Former FBI director James Comey rocked Washington Thursday in testimony before Congress on alleged efforts by President Donald Trump to influence the investigation into Russia’s meddling in the 2016 election.
The key issue before the Senate Intelligence Committee was whether Trump sought to obstruct the investigation in nine conversations with Comey this year, leading up to his dismissal of the FBI chief on May 9.
Here are the key points of what Comey had to say in his first public appearance since his ouster:
– ‘Direction,’ but no order to end probe –
Asked if Trump ever demanded the Russia investigation be shut down, Comey flatly replied “No”.
But he said that Trump’s request at a February 14 Oval Office meeting for him to ease the probe of former national security advisor Michael Flynn sounded like an order.
Trump said, Comey recalled, “I hope you can see your way clear to letting this go, to letting Flynn go. He is a good guy.”
“I took it as a direction. He’s the president of the United States, with me alone, saying ‘I hope this.’… I took it as this is what he wants me to do.”
“I was so stunned by the conversation that I just took it in.”
Comey said it was not up to him but instead the independent special counsel in the Russian probe, Robert Mueller, to decide whether Trump broke a law.
“I don’t think it’s for me to say whether the conversation I had with the president was an effort to obstruct. I took it as a very disturbing thing, very concerning.”
At the same time, he strongly suggested obstruction.
“It’s my judgment that I was fired because of the Russia investigation,” he told senators. “I was fired in some way to change, or the endeavor was to change, the way the Russia investigation was being conducted. That is a very big deal.”

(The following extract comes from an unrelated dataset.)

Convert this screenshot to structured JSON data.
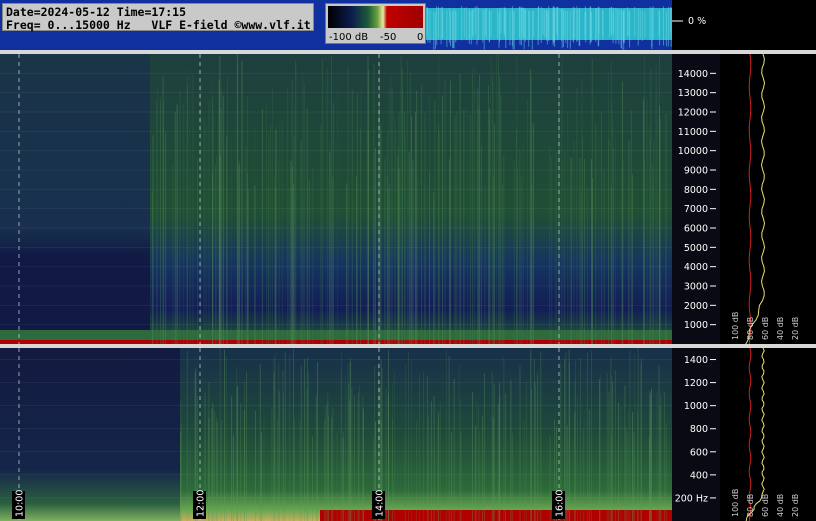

Comey recalled that Trump and the White House gave shifting explanations for why he was dismissed, first saying it was over his handling of the Hillary Clinton email probe last year, then saying it was the Russia investigation, and finally declaring Comey was a poor leader disliked by the FBI staff.
“The administration then chose to defame me and more importantly the FBI by saying that the organization was in disarray, that it was poorly led, that the work force had lost confidence in its leader. Those were lies, plain and simple.”
Comey said his distrust of Trump prompted him to take meticulous notes immediately after each of their nine discussions this year.
“I was honestly concerned that he might lie about the nature of our meeting, and so I thought it really important to document,” he said of one such occasion.
He was later surprised when Trump suggested he had taped the conversations.
“I’ve seen the tweet about tapes. Lordy, I hope there are tapes.”
Under attack by Trump, Comey wanted to get his side of the story out. So he leaked his memorandums on the Trump discussions to the New York Times.
“I didn’t do it myself for a variety of reasons,” he said, instead asking a friendly law professor to share his written recollection of those conversations with a reporter.
“I asked him to, because I thought that might prompt the appointment of a special counsel.”
Comey said there was no doubt, in his mind, about the Russian government’s covert attempt to interfere in last year’s presidential election. But Trump showed no interest.
“I don’t remember any conversations with the president about the Russian election interference,” he said.
“We’re talking about a foreign government that using technical intrusion, lots of other methods, tried to shape the way we think, we vote, we act. That is a big deal.”
Comey said Trump himself called him to a dinner on January 27, during which he asked him for a pledge of loyalty.
“He said, how about 6:30? I said whatever works for you, sir,” Comey recalled.
“Then I hung up and called my wife and broke a date with her. I was supposed to take her out to dinner.”
“That’s one of the all-time great excuses for breaking it,” quipped one of the senators at the hearing.